Mission One: The Vice Principal Problem [Blue Stars] by Kekla Magoon and Cynthia Leitich Smith; illus. by Molly Murakami (Candlewick)
Cousins Riley and Maya both move in with their grandmother. At first, sharing a room is a difficult adjustment for only child Maya and for Riley, who is used to being surrounded by her Muscogee relatives. But when they realize the vice principal plans to cut afterschool programs for more detention space, the girls work together to expose his plans and to “be the stars” their grandmother wants them to be. The graphic novel format, with varied panel layouts in the digital illustrations, helps create a fast-paced adventure. 176 pp.

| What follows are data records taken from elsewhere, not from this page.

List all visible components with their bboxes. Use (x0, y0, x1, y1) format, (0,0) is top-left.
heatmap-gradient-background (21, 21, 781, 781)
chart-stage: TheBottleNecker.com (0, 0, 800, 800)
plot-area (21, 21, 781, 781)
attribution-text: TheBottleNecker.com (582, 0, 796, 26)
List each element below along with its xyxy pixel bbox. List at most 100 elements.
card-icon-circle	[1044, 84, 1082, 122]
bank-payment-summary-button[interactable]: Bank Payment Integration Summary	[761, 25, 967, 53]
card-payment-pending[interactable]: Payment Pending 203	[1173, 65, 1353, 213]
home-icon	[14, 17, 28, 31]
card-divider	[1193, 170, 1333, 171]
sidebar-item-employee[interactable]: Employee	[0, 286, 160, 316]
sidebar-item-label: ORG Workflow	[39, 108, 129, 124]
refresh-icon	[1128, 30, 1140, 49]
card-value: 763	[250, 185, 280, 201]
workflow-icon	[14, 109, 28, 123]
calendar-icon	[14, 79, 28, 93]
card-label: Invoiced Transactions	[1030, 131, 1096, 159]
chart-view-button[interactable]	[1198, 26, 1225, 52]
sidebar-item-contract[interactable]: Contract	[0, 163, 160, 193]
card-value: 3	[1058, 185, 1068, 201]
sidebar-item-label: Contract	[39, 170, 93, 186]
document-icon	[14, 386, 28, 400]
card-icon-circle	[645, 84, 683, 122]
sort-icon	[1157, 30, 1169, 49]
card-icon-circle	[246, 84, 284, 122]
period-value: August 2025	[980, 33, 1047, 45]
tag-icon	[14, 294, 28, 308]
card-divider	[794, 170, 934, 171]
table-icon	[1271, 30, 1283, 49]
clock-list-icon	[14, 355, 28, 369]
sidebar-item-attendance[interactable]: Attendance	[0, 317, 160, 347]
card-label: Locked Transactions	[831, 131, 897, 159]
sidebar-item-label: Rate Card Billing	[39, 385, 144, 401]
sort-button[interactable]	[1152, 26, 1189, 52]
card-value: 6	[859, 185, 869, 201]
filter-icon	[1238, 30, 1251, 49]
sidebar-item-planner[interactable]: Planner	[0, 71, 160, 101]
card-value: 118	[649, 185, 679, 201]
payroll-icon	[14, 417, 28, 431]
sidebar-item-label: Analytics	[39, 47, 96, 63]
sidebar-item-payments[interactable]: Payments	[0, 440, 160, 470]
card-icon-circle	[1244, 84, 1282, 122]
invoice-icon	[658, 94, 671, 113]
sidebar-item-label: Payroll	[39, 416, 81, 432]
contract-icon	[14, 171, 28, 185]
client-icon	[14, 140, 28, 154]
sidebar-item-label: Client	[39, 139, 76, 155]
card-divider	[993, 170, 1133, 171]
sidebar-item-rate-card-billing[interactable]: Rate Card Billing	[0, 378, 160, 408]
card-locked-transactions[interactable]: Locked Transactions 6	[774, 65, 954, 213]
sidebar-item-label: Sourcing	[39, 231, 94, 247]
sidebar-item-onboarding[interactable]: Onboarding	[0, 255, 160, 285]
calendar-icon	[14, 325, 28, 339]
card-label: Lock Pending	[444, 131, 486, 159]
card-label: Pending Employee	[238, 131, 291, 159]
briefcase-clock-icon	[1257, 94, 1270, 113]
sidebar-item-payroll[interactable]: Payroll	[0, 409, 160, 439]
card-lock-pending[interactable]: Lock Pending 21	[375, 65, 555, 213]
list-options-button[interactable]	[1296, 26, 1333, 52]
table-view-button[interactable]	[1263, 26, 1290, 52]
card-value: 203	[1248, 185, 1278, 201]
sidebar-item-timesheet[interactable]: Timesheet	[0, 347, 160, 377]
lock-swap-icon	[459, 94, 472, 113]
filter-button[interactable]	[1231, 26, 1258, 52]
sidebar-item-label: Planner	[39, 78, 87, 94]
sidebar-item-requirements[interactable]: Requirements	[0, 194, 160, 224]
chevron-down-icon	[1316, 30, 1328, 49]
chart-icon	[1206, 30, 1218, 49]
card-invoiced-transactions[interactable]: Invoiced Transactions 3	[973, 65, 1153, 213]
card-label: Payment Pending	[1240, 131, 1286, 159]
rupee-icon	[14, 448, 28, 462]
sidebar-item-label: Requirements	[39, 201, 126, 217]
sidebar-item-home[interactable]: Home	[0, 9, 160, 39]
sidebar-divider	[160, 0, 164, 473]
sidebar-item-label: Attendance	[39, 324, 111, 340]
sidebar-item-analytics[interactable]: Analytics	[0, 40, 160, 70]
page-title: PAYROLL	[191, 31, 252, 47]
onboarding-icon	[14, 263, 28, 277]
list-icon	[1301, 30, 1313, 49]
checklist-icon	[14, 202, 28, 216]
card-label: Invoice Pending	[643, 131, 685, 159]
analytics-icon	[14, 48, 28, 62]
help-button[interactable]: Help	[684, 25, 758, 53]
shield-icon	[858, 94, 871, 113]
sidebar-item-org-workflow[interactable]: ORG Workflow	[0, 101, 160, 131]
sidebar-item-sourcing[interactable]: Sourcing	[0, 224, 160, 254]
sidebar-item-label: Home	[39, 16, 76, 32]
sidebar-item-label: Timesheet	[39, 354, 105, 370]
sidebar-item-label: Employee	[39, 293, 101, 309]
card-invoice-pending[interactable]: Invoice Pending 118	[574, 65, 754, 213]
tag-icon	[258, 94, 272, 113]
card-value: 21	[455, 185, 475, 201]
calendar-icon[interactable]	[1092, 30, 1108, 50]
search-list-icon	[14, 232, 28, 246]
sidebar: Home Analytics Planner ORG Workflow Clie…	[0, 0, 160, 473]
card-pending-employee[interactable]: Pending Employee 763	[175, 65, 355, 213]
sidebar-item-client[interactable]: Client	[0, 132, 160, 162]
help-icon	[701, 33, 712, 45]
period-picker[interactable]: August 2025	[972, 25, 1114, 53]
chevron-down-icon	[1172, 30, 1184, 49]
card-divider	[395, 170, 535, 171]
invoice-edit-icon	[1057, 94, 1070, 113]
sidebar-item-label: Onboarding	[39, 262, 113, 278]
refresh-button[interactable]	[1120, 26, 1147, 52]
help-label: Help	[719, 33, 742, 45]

The Lumbering Giants of Windy Pines by Mo Netz (Clarion/HarperCollins)
At the motel where Jerry lives with her mom and her imaginary pocket-sized dragon, a radio station broadcasts strange messages in the middle of the night. And then her mom goes missing, which leads Jerry and friends on a hair-raising quest. Part thrilling adventure in a fight against “demons,” part mystery about the secrets hidden in the woods, the novel is populated by an endearing cast of characters. Casual inclusion of disability is another plus, with Jerry’s wheelchair proving an asset in multiple parts of the tale. 208 pp.
The Queen of Thieves [Moonwind Mysteries] by Johan Rundberg; trans. from Swedish by A. A. Prime (Amazon Crossing Kids)
In this sequel to The Night Raven (rev. 9/23), young detective Mika discovers that some of the children from her 1880s Stockholm orphanage have been taken under the wing of an elegant, savvy performance artist — but “something doesn’t quite make sense.” A wonderfully eventful mystery, with unpredictable plots, schemes, and a successful get-out-of-jail attempt engineered by a team of juvenile explosive experts — not to mention the indomitable Mika and her sidekick, unorthodox police detective Hoff. 207 pp.
A Royal Conundrum [Misfits] by Lisa Yee; illus. by Dan Santat (Random)
In this series starter, Olive Cobin Zang is shipped off to a school for the “artistically adventurous.” She finds she’s a good fit with the other misfits on a team of crime-fighting preteens assembled to thwart an expected jewel heist on campus. A madcap escapade featuring likable heroes and dastardly villains, with good kids working together to defeat the bad guys and, in the process, finding their place in the world. 288 pp.